P2Y1 and P2Y4 receptor mRNA and protein are also expressed in rat trigeminal ganglia with many neurons showing colocalization with P2X3 receptors (1451). Striking differences between P2X3 receptors in trigeminal and DRG neurons were highlighted, questioning the validity of extrapolating spinal cord models of P2X3 function to the craniofacial region (44). In particular, only a small percentage of IB4-binding neurons express P2X3 receptors, whereas many peptidergic neurons express P2X3 receptors.
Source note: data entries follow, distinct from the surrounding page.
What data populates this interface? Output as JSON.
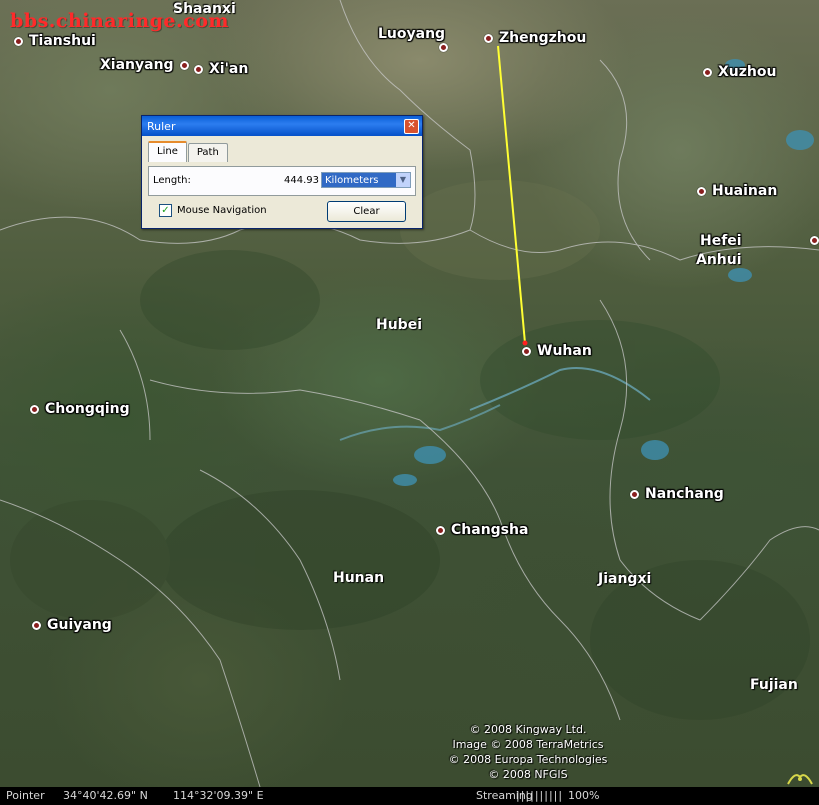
{
  "watermark": "bbs.chinaringe.com",
  "cities": [
    {
      "id": "tianshui",
      "name": "Tianshui"
    },
    {
      "id": "xianyang",
      "name": "Xianyang"
    },
    {
      "id": "xian",
      "name": "Xi'an"
    },
    {
      "id": "luoyang",
      "name": "Luoyang"
    },
    {
      "id": "zhengzhou",
      "name": "Zhengzhou"
    },
    {
      "id": "xuzhou",
      "name": "Xuzhou"
    },
    {
      "id": "huainan",
      "name": "Huainan"
    },
    {
      "id": "hefei",
      "name": "Hefei"
    },
    {
      "id": "wuhan",
      "name": "Wuhan"
    },
    {
      "id": "chongqing",
      "name": "Chongqing"
    },
    {
      "id": "nanchang",
      "name": "Nanchang"
    },
    {
      "id": "changsha",
      "name": "Changsha"
    },
    {
      "id": "guiyang",
      "name": "Guiyang"
    }
  ],
  "provinces": {
    "shaanxi": "Shaanxi",
    "anhui": "Anhui",
    "hubei": "Hubei",
    "hunan": "Hunan",
    "jiangxi": "Jiangxi",
    "fujian": "Fujian"
  },
  "measure_line": {
    "from": "Zhengzhou",
    "to": "Wuhan",
    "color": "#ffff33"
  },
  "ruler": {
    "title": "Ruler",
    "tabs": [
      "Line",
      "Path"
    ],
    "active_tab": "Line",
    "length_label": "Length:",
    "length_value": "444.93",
    "unit": "Kilometers",
    "mouse_nav_label": "Mouse Navigation",
    "mouse_nav_checked": true,
    "clear_label": "Clear"
  },
  "copyright": [
    "© 2008 Kingway Ltd.",
    "Image © 2008 TerraMetrics",
    "© 2008 Europa Technologies",
    "© 2008 NFGIS"
  ],
  "status": {
    "pointer_label": "Pointer",
    "lat": "34°40'42.69\" N",
    "lon": "114°32'09.39\" E",
    "streaming_label": "Streaming",
    "streaming_bar": "||||||||||",
    "streaming_pct": "100%"
  }
}
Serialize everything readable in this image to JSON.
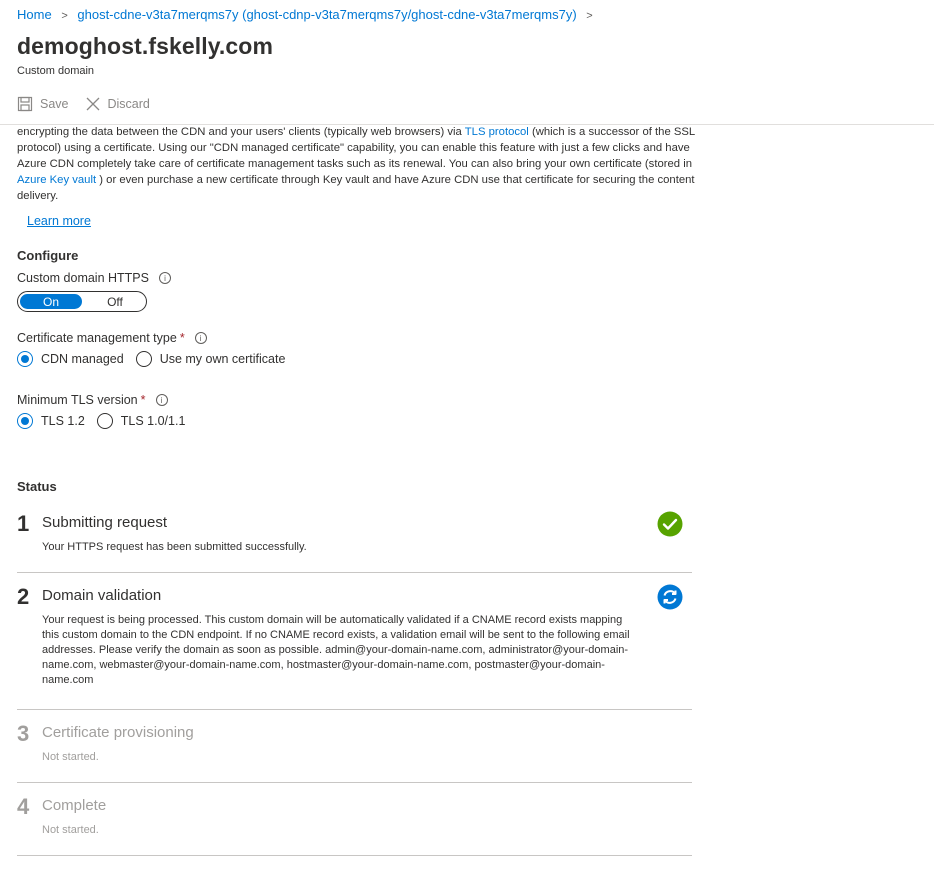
{
  "breadcrumb": {
    "home": "Home",
    "item": "ghost-cdne-v3ta7merqms7y (ghost-cdnp-v3ta7merqms7y/ghost-cdne-v3ta7merqms7y)"
  },
  "page": {
    "title": "demoghost.fskelly.com",
    "subtitle": "Custom domain"
  },
  "toolbar": {
    "save_label": "Save",
    "discard_label": "Discard"
  },
  "description": {
    "part1": "encrypting the data between the CDN and your users' clients (typically web browsers) via ",
    "link1": "TLS protocol",
    "part2": " (which is a successor of the SSL protocol) using a certificate. Using our \"CDN managed certificate\" capability, you can enable this feature with just a few clicks and have Azure CDN completely take care of certificate management tasks such as its renewal. You can also bring your own certificate (stored in ",
    "link2": "Azure Key vault",
    "part3": " ) or even purchase a new certificate through Key vault and have Azure CDN use that certificate for securing the content delivery."
  },
  "learn_more": "Learn more",
  "configure": {
    "heading": "Configure",
    "https_label": "Custom domain HTTPS",
    "toggle_on": "On",
    "toggle_off": "Off",
    "cert_label": "Certificate management type",
    "cert_options": [
      "CDN managed",
      "Use my own certificate"
    ],
    "tls_label": "Minimum TLS version",
    "tls_options": [
      "TLS 1.2",
      "TLS 1.0/1.1"
    ],
    "required_mark": "*",
    "info_glyph": "i"
  },
  "status": {
    "heading": "Status",
    "steps": [
      {
        "num": "1",
        "title": "Submitting request",
        "desc": "Your HTTPS request has been submitted successfully.",
        "state": "complete"
      },
      {
        "num": "2",
        "title": "Domain validation",
        "desc": "Your request is being processed. This custom domain will be automatically validated if a CNAME record exists mapping this custom domain to the CDN endpoint. If no CNAME record exists, a validation email will be sent to the following email addresses. Please verify the domain as soon as possible. admin@your-domain-name.com, administrator@your-domain-name.com, webmaster@your-domain-name.com, hostmaster@your-domain-name.com, postmaster@your-domain-name.com",
        "state": "in-progress"
      },
      {
        "num": "3",
        "title": "Certificate provisioning",
        "desc": "Not started.",
        "state": "not-started"
      },
      {
        "num": "4",
        "title": "Complete",
        "desc": "Not started.",
        "state": "not-started"
      }
    ]
  },
  "colors": {
    "accent": "#0078d4",
    "success": "#57a300",
    "required": "#a4262c",
    "muted": "#a19f9d"
  },
  "icons": {
    "save": "save-icon",
    "discard": "close-icon",
    "step1": "checkmark-circle-icon",
    "step2": "sync-icon"
  }
}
Evidence has been presented that satellite glial cells in mouse trigeminal ganglia express P2Y receptors (possibly the P2Y1 subtype), although their precise role is not yet clear (705, 1845; see sect. viii for further discussion). Recently, single-cell calcium imaging demonstrated that both P2Y1 and, to a lesser extent, P2Y2,4,6,12,13 receptors on satellite glial cells contribute to ATP-induced calcium-dependent signaling in mixed neuron-glia primary cultures from mouse trigeminal ganglia (324).
D. Petrosal Ganglia
The petrosal ganglion provides sensory innervation of the cortical sinus and carotid body through the carotid sinus nerve. P2X receptors have been identified on neurons in the rat petrosal ganglia (1955). ATP activates cat and rabbit petrosal ganglia neurons in vitro (29, 31) and evokes ventilatory reflexes in situ, which are abolished after bilateral chemosensory denervation (1613). Dopamine inhibits ATP-induced responses of neurons of the cat petrosal ganglia (30).
E. Retinal Ganglia
Retinal ganglion cells on the eye receive information from both rods and cones, and early papers about purinergic transmission in the retina have been reviewed (1354). P2X2 receptors have been identified in retinal ganglion cells (198, 675), particularly within cone pathways (1386). Functional studies have also identified P2X2/3 heteromultimeric receptors in cultured rat retinal ganglion cells (1687). P2X2 receptors are expressed on cholinergic amacrine cells of mouse retina (862) and also GABAergic amacrine cells (1386).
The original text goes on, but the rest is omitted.